The uppermost 27 m of the Shattuck Member of the Queen Formation (Middle Guadalupian) and the lower 156 m of the overlying Seven Rivers Formation (Late Guadalupian) represent portions of two depositional sequences (Fig. 1). A subaerial sabkha surface near the top of the Shattuck Member is interpreted to be a sequence boundary and separates the two sequences. This disconformity is widespread over the Permian Basin, correlates with a toplap surface at the Goat Seep platform margin, and suggests a major sea-level drop at the end of Goat Seep deposition. Deposition of the basin-restricted Manzanita Member of the Cherry Canyon Formation is interpreted to have occurred during this lowstand in sea level.

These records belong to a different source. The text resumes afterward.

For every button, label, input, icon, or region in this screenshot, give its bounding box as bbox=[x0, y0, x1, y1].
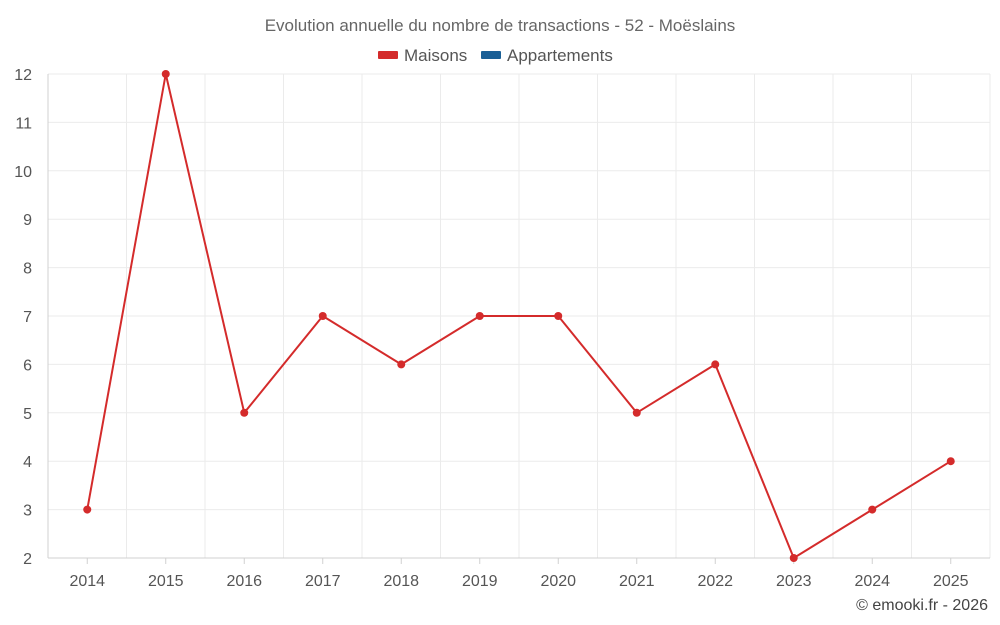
chart-title: Evolution annuelle du nombre de transact… bbox=[265, 16, 736, 35]
legend-item-appartements[interactable]: Appartements bbox=[481, 46, 613, 65]
data-point-maisons-2017[interactable] bbox=[318, 312, 327, 320]
y-axis-ticks: 2 3 4 5 6 7 8 9 10 11 12 bbox=[14, 67, 32, 568]
y-tick-label: 12 bbox=[14, 67, 32, 84]
y-tick-label: 11 bbox=[15, 115, 32, 132]
legend-label-appartements: Appartements bbox=[507, 46, 613, 65]
y-tick-label: 8 bbox=[23, 261, 32, 278]
x-tick-label: 2019 bbox=[462, 573, 498, 590]
data-point-maisons-2020[interactable] bbox=[554, 312, 563, 320]
data-point-maisons-2018[interactable] bbox=[397, 360, 406, 369]
y-tick-label: 6 bbox=[23, 357, 32, 374]
data-point-maisons-2023[interactable] bbox=[789, 554, 798, 562]
data-point-maisons-2016[interactable] bbox=[240, 408, 249, 417]
x-tick-label: 2023 bbox=[776, 573, 812, 590]
x-tick-label: 2014 bbox=[69, 573, 105, 590]
x-tick-label: 2022 bbox=[697, 573, 733, 590]
data-point-maisons-2021[interactable] bbox=[632, 408, 641, 417]
x-tick-label: 2017 bbox=[305, 573, 341, 590]
data-point-maisons-2019[interactable] bbox=[475, 312, 484, 320]
y-tick-label: 7 bbox=[23, 309, 32, 326]
data-point-maisons-2024[interactable] bbox=[868, 505, 877, 514]
data-point-maisons-2014[interactable] bbox=[83, 505, 92, 514]
series-group bbox=[83, 70, 955, 562]
legend-label-maisons: Maisons bbox=[404, 46, 467, 65]
y-tick-label: 5 bbox=[23, 406, 32, 423]
x-tick-label: 2016 bbox=[226, 573, 262, 590]
x-tick-label: 2024 bbox=[854, 573, 890, 590]
y-tick-label: 2 bbox=[23, 551, 32, 568]
x-axis-ticks: 2014 2015 2016 2017 2018 2019 2020 2021 2022 2023… bbox=[69, 558, 969, 590]
x-tick-label: 2025 bbox=[933, 573, 969, 590]
y-tick-label: 9 bbox=[23, 212, 32, 229]
y-tick-label: 10 bbox=[14, 164, 32, 181]
x-tick-label: 2021 bbox=[619, 573, 655, 590]
legend: Maisons Appartements bbox=[378, 46, 613, 65]
data-point-maisons-2025[interactable] bbox=[946, 457, 955, 466]
data-point-maisons-2015[interactable] bbox=[161, 70, 170, 78]
y-tick-label: 3 bbox=[23, 503, 32, 520]
legend-swatch-appartements bbox=[481, 51, 501, 59]
data-point-maisons-2022[interactable] bbox=[711, 360, 720, 369]
legend-item-maisons[interactable]: Maisons bbox=[378, 46, 467, 65]
x-tick-label: 2018 bbox=[383, 573, 419, 590]
credit-text: © emooki.fr - 2026 bbox=[856, 597, 988, 614]
legend-swatch-maisons bbox=[378, 51, 398, 59]
x-tick-label: 2015 bbox=[148, 573, 184, 590]
y-tick-label: 4 bbox=[23, 454, 32, 471]
series-line-maisons bbox=[86, 73, 952, 559]
axes bbox=[47, 74, 990, 559]
x-tick-label: 2020 bbox=[540, 573, 576, 590]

The immediately overlying 7 to 11 m of the topmost Shattuck contains fossilized and dolomitized Permian soil caliche (dolocalcrete). The dolocalcrete occurs in a repeated series of soil profiles overlain by evaporite solution residues. These dolocalcrete cycles are interpreted to have been deposited during a time of slowly rising sea level toward the end of the Manzanita lowstand and just prior to deposition of the Capitan Reef Complex (Sarg, 1985).

The dolocalcretes consist of nodular, massive, and mottled textures containing clotted and fractured micrite, microspar, equant spar-filled solution channels, coated fractures, and pisolites similar to modern caliche fabrics. Profiles are thin (approximately 0.5 m) and incomplete, and record short-lived soil-forming conditions with little external addition of CaCO3. The upper surfaces of the dolocalcretes are hard and undulatory, and erosional in part. The overlying evaporite solution residues are composed of interbedded green/red clayey siltstone and thin, discontinuous zones of red calcitic dolomite. The dolomite consists of small angular clasts of microcrystalline dolomite in a coarsely crystalline calcite matrix. Overlying dolomite beds are commonly brecciated (Sarg, 1977, 1985).